The most prolific meetings I have are with early stage founders, who’ve either just built a product, or are ideating the next big idea. And, nigh universally, they all have the same complaint.
They went and talked to a lot of CISOs. The CISOs all complained about some problem. The problem sounded really well articulated. The founder developed a solution to the problem. The founder brought the solution back to the CISOs, who all said some variant of, “Not like that!” That complaint though? Hadn’t been articulated up front. Wasn’t obviously inferrable from the problem space. It felt like a complaint out of left field.

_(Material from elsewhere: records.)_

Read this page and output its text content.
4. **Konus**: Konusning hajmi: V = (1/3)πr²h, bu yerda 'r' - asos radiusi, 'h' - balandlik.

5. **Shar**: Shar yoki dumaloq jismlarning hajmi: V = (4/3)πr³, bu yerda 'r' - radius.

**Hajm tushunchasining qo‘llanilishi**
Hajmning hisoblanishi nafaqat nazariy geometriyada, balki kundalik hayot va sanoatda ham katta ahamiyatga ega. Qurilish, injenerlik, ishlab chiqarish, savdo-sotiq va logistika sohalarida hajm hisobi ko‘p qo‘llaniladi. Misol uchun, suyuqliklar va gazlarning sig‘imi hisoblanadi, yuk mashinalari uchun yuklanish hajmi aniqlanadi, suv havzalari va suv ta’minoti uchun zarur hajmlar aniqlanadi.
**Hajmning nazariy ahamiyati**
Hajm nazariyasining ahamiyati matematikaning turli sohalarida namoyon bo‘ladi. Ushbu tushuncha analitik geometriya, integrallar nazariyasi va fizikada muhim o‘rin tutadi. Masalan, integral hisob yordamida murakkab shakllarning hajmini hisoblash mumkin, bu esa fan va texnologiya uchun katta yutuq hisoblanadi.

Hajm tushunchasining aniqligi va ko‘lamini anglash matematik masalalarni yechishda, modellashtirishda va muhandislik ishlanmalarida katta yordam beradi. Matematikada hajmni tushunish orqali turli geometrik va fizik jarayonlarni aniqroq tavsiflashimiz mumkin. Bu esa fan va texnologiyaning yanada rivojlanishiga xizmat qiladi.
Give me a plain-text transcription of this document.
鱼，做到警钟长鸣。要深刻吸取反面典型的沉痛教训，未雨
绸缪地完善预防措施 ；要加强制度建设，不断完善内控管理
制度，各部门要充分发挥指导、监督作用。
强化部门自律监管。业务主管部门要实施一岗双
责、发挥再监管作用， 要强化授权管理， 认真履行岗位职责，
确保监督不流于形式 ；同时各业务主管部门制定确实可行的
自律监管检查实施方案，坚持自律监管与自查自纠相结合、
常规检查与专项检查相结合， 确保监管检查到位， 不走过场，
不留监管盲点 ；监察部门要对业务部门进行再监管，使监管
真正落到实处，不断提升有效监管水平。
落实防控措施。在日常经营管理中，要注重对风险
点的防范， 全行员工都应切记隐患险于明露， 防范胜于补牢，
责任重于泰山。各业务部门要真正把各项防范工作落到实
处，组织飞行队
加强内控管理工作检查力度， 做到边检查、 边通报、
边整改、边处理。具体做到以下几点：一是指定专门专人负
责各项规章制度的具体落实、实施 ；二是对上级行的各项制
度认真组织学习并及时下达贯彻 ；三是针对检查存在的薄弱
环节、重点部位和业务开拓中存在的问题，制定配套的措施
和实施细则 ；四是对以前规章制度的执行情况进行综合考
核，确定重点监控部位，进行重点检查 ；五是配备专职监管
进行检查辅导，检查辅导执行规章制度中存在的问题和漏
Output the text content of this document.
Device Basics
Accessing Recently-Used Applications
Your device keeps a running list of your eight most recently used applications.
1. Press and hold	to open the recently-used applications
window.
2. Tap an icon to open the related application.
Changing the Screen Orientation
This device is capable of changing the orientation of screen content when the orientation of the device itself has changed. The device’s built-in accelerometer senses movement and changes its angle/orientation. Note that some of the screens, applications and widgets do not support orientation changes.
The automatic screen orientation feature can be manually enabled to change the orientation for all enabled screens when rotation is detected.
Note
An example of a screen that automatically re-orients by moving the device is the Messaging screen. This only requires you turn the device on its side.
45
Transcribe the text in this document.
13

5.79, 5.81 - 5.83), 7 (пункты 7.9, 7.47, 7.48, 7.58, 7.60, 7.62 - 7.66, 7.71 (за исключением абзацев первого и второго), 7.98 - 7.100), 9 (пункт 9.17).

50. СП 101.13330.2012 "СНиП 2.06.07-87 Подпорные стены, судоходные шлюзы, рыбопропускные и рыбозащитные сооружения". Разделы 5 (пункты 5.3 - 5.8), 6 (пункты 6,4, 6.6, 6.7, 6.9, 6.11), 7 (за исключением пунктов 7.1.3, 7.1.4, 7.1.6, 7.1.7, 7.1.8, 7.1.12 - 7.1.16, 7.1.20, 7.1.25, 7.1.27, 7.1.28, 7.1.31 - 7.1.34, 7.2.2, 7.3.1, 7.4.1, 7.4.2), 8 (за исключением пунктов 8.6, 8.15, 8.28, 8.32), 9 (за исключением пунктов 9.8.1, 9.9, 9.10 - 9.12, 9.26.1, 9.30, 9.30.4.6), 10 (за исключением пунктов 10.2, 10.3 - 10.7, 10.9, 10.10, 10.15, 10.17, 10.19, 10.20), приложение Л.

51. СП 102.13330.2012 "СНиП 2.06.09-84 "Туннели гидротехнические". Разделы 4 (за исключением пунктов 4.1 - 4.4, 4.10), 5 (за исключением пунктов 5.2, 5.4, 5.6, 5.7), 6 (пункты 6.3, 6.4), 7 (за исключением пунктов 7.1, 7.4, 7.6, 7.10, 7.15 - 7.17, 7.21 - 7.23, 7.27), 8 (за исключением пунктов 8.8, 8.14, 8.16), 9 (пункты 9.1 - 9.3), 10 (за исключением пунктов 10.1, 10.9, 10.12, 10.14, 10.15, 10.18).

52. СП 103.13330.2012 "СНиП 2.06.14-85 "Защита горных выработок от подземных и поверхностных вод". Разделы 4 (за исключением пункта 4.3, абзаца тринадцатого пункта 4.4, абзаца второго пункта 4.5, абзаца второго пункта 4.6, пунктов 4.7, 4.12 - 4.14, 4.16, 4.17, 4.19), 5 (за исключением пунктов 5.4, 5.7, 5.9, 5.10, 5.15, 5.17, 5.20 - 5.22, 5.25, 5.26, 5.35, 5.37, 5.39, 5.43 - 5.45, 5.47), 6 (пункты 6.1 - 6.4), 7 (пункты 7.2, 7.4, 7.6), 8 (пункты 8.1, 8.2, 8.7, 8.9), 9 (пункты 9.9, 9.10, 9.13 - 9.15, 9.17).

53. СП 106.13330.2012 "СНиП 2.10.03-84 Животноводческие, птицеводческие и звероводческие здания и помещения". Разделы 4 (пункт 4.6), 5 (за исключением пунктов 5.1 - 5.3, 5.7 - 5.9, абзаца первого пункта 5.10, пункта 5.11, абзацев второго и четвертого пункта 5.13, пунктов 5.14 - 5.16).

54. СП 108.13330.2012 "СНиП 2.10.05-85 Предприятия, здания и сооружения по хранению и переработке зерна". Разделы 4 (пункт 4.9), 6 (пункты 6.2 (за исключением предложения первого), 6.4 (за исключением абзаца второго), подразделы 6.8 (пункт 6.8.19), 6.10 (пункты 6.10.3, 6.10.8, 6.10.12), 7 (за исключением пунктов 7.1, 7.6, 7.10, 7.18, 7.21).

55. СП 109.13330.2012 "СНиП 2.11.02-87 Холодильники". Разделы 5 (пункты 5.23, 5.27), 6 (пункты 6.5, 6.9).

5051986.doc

Maybe it’s the identity-proofing vendor who hears, “sure, prevent account takeover, but you can’t add any friction into the process!” Or it’s the vulnerability remediation founder who never really hears that the obstacle is that there can never be a tool that’ll cause engineering teams to trust the security team to auto-deploy anything. Or it’s the SIEM optimization vendor who later gets told they’ll have to also be a SIEM replacement (a death knell for a company).
What’s going on here? By and large, many security professionals have never been product professionals (either developing or marketing them), and so they see a problem. Not the entirety of the problem, just the thing that hurts them the most. And that’s what gets complained about. That isn’t how you specify a product–it’s how you specify a feature (and a minimalist specification at that). Often, security professionals don’t understand why their business won’t accept certain types of solutions, and thus can’t articulate those problems to their vendors.
Until both sides of the equation understand why existing solutions aren’t organizationally viable, they don’t stand a chance at building better solutions that are viable.